McCain the Maverick as a Character Issue

Responding to Jill Lawrence’s observation that, despite John McCain’s claims in the 2008 Presidential campaing, it’s Barack Obama who is making decisions that are angering his party’s base, while a primary challenge from the right has McCain abandoning his previous “Mavericky” positions and toeing the GOP line, Chait writes:

Lawrence ticks off numerous examples. Now, to be sure, the difference is mostly in the positions the two men find themselves in: Obama needs to deal with a Senate where conservative Democrats and moderate Republicans hold swing votes, and McCain is fending off a right-wing primary challenge. Still, acknowledging that fact itself undermines McCain’s contention that his breaks with his party, most of them occurring from 2000-2003, were a mark of character. If they were a mark of character, then his current behavior suggests that McCain lacks character. But I think the evidence suggests that reading characterological traits into “maverick” votes is, at best, a wildly overstated exercise.

That’s true enough, if you assume the mavericky votes were honest expressions of McCain’s idiosyncracy. If, instead, you view them as votes primarily cast in opposition to George W. Bush in a fit of pique by the man Bush beat in a nasty GOP primary, then they make a lot of sense as a manifestation of characterological traits; they paint the picture of a man who is unusually petty and prone to pique, a view that makes even more sense when you consider that McCain was already abandoning his independent persona before J.D. Hayworth announced his challenge when it presented a chance to oppose the administration.
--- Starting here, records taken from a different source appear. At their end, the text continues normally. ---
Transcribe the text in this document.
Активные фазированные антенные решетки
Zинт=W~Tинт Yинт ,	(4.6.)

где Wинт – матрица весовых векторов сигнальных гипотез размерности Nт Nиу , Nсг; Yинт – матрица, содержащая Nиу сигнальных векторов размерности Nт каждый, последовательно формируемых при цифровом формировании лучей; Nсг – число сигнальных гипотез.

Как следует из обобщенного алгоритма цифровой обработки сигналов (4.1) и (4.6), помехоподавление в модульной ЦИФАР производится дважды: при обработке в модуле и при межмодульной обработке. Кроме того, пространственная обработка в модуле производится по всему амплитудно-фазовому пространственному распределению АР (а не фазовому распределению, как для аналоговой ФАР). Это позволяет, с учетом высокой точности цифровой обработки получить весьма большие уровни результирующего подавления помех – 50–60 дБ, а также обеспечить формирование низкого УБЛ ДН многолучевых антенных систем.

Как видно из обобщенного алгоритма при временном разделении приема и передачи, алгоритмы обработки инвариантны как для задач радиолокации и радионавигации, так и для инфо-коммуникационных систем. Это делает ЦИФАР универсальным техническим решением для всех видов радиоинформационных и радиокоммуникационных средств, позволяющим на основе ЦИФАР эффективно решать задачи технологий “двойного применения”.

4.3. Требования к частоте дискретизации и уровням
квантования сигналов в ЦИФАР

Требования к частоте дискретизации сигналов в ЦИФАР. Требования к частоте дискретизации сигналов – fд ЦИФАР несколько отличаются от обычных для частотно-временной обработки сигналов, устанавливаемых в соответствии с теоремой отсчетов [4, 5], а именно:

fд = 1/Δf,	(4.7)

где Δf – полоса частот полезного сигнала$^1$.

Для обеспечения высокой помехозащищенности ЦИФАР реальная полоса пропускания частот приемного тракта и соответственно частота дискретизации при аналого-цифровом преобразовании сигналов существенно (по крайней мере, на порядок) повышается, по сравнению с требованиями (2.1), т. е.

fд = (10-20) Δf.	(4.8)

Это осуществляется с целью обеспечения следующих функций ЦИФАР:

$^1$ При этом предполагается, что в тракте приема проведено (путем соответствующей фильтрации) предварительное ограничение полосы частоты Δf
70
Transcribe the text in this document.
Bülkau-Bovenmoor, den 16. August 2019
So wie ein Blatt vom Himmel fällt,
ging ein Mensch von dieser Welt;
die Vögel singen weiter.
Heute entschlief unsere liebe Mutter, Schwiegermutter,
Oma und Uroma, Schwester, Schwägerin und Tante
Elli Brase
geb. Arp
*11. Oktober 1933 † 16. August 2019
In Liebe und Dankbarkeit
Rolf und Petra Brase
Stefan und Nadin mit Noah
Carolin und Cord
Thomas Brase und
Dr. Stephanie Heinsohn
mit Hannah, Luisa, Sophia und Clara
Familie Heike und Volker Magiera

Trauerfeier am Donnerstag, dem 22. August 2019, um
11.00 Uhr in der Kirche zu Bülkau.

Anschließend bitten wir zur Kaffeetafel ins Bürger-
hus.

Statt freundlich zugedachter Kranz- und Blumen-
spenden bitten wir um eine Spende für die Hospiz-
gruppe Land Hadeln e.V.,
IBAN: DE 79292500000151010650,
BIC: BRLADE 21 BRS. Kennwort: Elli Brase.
And considering that McCain was a pretty down-the-line conservative Senator prior to 2001, I maintain this is the best way to understand John McCain’s professional evolution.

In other news, McCain is also claiming that even if Republicans can’t repeal the ACA because they can’t get past a Presiential veto, that’s okay, they’ll just refuse to fund it. The problem is that most of the spending is mandatory spending, not discretionary spending, which means the funding is automatically ppropriated year to year, and changing that would require passing a new law. Which serves as a nice reminder that on top of being a uniquely petty, crotchety old man, McCain also knows nothing about governanve, budgeting, or Congressional procedure, despite having spent nearly 3 decades in Congress.